Anthony Williams to lead D.C. tax review panel

Former D.C. Mayor Anthony Williams, perhaps the most respected of the District’s chief executives, will lead a panel of experts in a nine-month review of the District’s tax code.

Joining Williams (an economist by trade) on the Tax Revision Commission will be David Brunori and Catherine Collins of George Washington University, Stefan Tucker of Venable LLP, Ed Lazere of the D.C. Fiscal Policy Institute, Nicola Whiteman of the Apartment and Office Building Association, Pauline Schneider of Orrick, Herrington and Sutcliffe LLP, Teresa Hinze of Community Tax Aid Inc. and Tracy Gordon of the Brookings Institution.

The commission was established by the council as part of the fiscal 2012 budget. Council Chairman Kwame Brown was tasked with picking the chair and four other members, and Mayor Vincent Gray was asked to pick another five members.

So who gets credit for luring Williams back to public service? Let’s say, both. Brown pitched the idea first. Then Gray swooped in, offering the position during a January lunch with the former mayor at Bourbon Steak. Williams said “Yes” last week, Brown said, after he was assured of the commission’s independence.

Tax policy should be crafted in a thoughtful, comprehensive manner, Brown said in an interview, not “on the fly” as it has been in recent years. The commission, he said, will hopefully generate ideas to grow the economy, support small businesses and keep families from leaving the District.

The council last year narrowly voted to raise income taxes on residents earning more than $350,000 a year. And members also chose to tax out-of-state municipal bonds purchased after Dec. 31, 2011, following some horse trading on the dais.

“I just think we can’t do this piecemeal,” the council chairman said. “How we’re doing it now is just unsustainable.”

The District last reviewed the tax code in 1998. That commission, chaired by then-World Bank economist (and later Deputy D.C. Chief Financial Officer) Robert Ebel, emerged with a list of nearly 30 recommendations. Some were implemented, for example, consolidating the five real property tax rates (two residential, three commercial) to two.

Many others were not. The 1998 panel, established during the Control Board era, suggested abolishing the corporate income, unincorporated business, tangible personal property and professional business license taxes.

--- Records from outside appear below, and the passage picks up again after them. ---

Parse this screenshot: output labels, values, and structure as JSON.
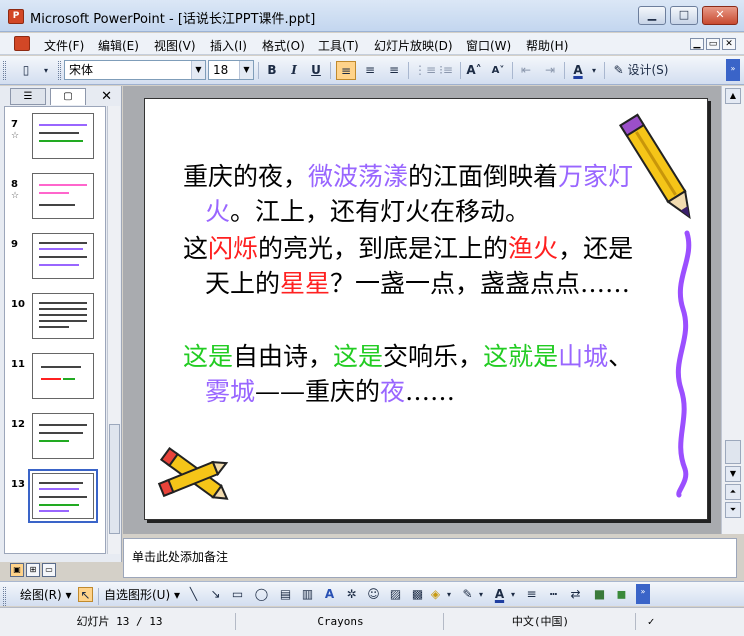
{
  "window": {
    "title": "Microsoft PowerPoint - [话说长江PPT课件.ppt]",
    "app_icon_label": "P",
    "minimize": "▁",
    "maximize": "□",
    "close": "✕"
  },
  "menu": {
    "items": [
      "文件(F)",
      "编辑(E)",
      "视图(V)",
      "插入(I)",
      "格式(O)",
      "工具(T)",
      "幻灯片放映(D)",
      "窗口(W)",
      "帮助(H)"
    ],
    "doc_min": "▁",
    "doc_restore": "▭",
    "doc_close": "✕"
  },
  "toolbar": {
    "font_name": "宋体",
    "font_size": "18",
    "bold": "B",
    "italic": "I",
    "underline": "U",
    "design_label": "设计(S)"
  },
  "left_panel": {
    "tab_outline": "☰",
    "tab_slides": "▢",
    "close": "✕",
    "thumbnails": [
      {
        "num": "7",
        "star": "☆"
      },
      {
        "num": "8",
        "star": "☆"
      },
      {
        "num": "9",
        "star": ""
      },
      {
        "num": "10",
        "star": ""
      },
      {
        "num": "11",
        "star": ""
      },
      {
        "num": "12",
        "star": ""
      },
      {
        "num": "13",
        "star": ""
      }
    ]
  },
  "slide": {
    "p1": {
      "a": "重庆的夜，",
      "b": "微波荡漾",
      "c": "的江面倒映着",
      "d": "万家灯火",
      "e": "。江上，还有灯火在移动。"
    },
    "p2": {
      "a": "这",
      "b": "闪烁",
      "c": "的亮光，到底是江上的",
      "d": "渔火",
      "e": "，还是天上的",
      "f": "星星",
      "g": "？一盏一点，盏盏点点……"
    },
    "p3": {
      "a": "这是",
      "b": "自由诗，",
      "c": "这是",
      "d": "交响乐，",
      "e": "这就是",
      "f": "山城",
      "g": "、",
      "h": "雾城",
      "i": "——重庆的",
      "j": "夜",
      "k": "……"
    }
  },
  "notes": {
    "placeholder": "单击此处添加备注"
  },
  "drawbar": {
    "draw_label": "绘图(R)",
    "autoshapes_label": "自选图形(U)"
  },
  "status": {
    "slide_info": "幻灯片 13 / 13",
    "design": "Crayons",
    "language": "中文(中国)"
  },
  "colors": {
    "purple": "#9966ff",
    "red": "#ff2020",
    "green": "#22cc22"
  }
}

It recommended enacting a broad-based, 1.5 percent general business activities tax and limiting the commercial property tax rate to no more than double the residential rate — an idea the city could not afford.

Williams was CFO at the time.

“This talented and highly qualified group of individuals, ably led by Tony Williams, will be immensely valuable to the Council and to me as we work to position our economy and our residents for future growth,” Gray said in a statement.